The Patchwork Multiplier
The burden is not confined to California or the EU. Twenty US states now have comprehensive privacy laws, each granting consumers rights to opt out of data sales and targeted advertising, and each with its own nuances. For example, Colorado requires recognition of universal opt-out mechanisms. Maryland imposes stricter data minimization standards.
A multi-state enterprise must apply different rules to the same consumer choice depending on where that consumer lives.
When consent records sit isolated in a browser-level tool, tracking those variations reliably is beyond what a human team can manage. A missed opt-out in one state can trigger an audit even if the organization is compliant everywhere else.
Why Fragmented Stacks Fail
Most enterprises built their privacy tooling one regulation at a time: A cookie consent manager for the website, a separate tool for privacy rights requests, a customer data platform holding marketing preferences somewhere else again.
Each tool may work well in isolation. The failure happens in between. When a customer updates their choices in a mobile app, nothing guarantees the email platform ever learns of it. There is no single record of what the customer agreed to, so there is no reliable way to enforce it.
Both recent California cases fit this description. The consent was captured, but the systems downstream never acted on it.
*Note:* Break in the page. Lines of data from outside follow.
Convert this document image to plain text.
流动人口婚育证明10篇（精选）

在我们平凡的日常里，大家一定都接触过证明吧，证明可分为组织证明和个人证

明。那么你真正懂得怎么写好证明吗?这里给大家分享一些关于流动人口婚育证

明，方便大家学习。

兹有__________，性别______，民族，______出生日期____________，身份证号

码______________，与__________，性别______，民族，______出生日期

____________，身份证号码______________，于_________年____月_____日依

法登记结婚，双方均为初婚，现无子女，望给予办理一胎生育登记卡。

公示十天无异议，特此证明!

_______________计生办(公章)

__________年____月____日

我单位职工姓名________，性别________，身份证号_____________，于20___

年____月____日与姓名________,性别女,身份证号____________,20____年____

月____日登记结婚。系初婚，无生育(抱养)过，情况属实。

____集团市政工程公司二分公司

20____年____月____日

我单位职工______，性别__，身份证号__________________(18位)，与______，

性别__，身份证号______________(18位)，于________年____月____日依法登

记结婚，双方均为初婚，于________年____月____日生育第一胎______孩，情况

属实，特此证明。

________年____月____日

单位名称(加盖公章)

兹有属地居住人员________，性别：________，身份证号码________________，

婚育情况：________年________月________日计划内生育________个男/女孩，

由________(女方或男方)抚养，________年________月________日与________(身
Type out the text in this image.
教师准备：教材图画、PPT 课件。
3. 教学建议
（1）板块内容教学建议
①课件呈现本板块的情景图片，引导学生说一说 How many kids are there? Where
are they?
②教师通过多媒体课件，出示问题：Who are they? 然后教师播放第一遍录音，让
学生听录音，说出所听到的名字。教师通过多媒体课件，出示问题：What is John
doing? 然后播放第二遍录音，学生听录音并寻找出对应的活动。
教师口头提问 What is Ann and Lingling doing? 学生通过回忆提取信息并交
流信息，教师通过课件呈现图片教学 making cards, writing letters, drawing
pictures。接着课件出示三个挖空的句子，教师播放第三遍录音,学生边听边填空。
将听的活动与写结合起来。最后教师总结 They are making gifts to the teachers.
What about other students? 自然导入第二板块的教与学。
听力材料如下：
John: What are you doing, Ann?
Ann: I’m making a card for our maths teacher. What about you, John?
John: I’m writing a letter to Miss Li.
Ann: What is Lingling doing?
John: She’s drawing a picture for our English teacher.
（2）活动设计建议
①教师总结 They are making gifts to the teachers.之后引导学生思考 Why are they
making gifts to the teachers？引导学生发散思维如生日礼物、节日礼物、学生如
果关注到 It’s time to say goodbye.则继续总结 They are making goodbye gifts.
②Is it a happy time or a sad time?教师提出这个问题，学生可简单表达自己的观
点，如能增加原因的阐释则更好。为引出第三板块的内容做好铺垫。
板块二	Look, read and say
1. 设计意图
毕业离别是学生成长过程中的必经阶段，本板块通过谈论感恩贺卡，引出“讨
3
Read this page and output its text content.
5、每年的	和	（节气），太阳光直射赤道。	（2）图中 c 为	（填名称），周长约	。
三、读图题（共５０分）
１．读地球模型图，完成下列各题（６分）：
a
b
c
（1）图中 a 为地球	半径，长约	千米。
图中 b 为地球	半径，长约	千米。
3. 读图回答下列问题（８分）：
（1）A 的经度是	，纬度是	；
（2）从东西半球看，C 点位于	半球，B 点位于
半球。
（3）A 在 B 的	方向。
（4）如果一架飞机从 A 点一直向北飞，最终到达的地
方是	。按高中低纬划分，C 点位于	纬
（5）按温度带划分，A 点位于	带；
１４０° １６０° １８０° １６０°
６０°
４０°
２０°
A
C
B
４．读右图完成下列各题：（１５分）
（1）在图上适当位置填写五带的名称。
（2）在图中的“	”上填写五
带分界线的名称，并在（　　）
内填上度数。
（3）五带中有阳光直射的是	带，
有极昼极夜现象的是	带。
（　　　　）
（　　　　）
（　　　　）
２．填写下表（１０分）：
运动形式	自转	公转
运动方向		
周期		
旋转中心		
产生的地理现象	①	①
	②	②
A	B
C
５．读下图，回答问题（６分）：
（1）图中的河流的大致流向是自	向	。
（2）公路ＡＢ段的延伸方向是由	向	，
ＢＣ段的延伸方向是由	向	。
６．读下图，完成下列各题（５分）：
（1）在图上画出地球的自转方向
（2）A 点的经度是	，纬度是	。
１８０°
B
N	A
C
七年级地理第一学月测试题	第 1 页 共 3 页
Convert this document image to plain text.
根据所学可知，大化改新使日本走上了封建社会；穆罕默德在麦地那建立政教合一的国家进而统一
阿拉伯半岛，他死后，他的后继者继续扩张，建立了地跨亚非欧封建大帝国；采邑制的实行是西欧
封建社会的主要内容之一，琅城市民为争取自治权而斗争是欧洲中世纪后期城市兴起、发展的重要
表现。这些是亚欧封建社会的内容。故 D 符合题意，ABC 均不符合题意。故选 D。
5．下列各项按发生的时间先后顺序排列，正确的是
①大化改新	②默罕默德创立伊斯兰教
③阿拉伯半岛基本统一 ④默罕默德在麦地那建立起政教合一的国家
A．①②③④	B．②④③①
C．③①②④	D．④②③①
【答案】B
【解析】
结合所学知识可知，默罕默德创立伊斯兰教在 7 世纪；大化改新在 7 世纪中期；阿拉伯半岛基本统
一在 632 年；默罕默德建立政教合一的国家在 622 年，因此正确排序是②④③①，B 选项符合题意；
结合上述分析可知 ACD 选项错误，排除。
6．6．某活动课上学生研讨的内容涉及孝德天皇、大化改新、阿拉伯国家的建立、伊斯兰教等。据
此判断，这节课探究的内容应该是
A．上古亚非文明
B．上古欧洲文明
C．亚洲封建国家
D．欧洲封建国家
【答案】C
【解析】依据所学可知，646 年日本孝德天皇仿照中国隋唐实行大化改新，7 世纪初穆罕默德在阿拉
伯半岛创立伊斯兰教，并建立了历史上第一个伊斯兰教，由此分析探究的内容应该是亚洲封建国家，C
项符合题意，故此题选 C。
Consumers Want More than a Binary Choice
There is a commercial dimension to getting this right. Preference management is the practice of letting individuals choose what data they share, how often they are contacted, and through which channels, rather than offering a single yes-or-no gate.
For example, when people can reduce email frequency instead of unsubscribing entirely, “opt-downs” replace total opt-outs, and the organization keeps a relationship it would otherwise have lost.
A self-service preference center gives customers one place to see and adjust how their data is used, which builds confidence rather than eroding it.
Consent, ultimately, is a trust exchange. People share data with organizations that demonstrably respect their choices.
The Operational Reality
For privacy, marketing, and data teams, 2026 is the point where recording consent and enforcing consent can no longer be treated as separate problems.
Regulators on both sides of the Atlantic are testing whether opt-outs propagate to every downstream system, and fining organizations where they do not.
The market is responding by consolidating consent and preference management into unified platforms that capture a choice once and enforce it everywhere. But the underlying obligation belongs to the organization, whatever tools it uses.
The question every privacy leader should be asking is simple: If a customer opted out today, could you prove that every system responded correctly?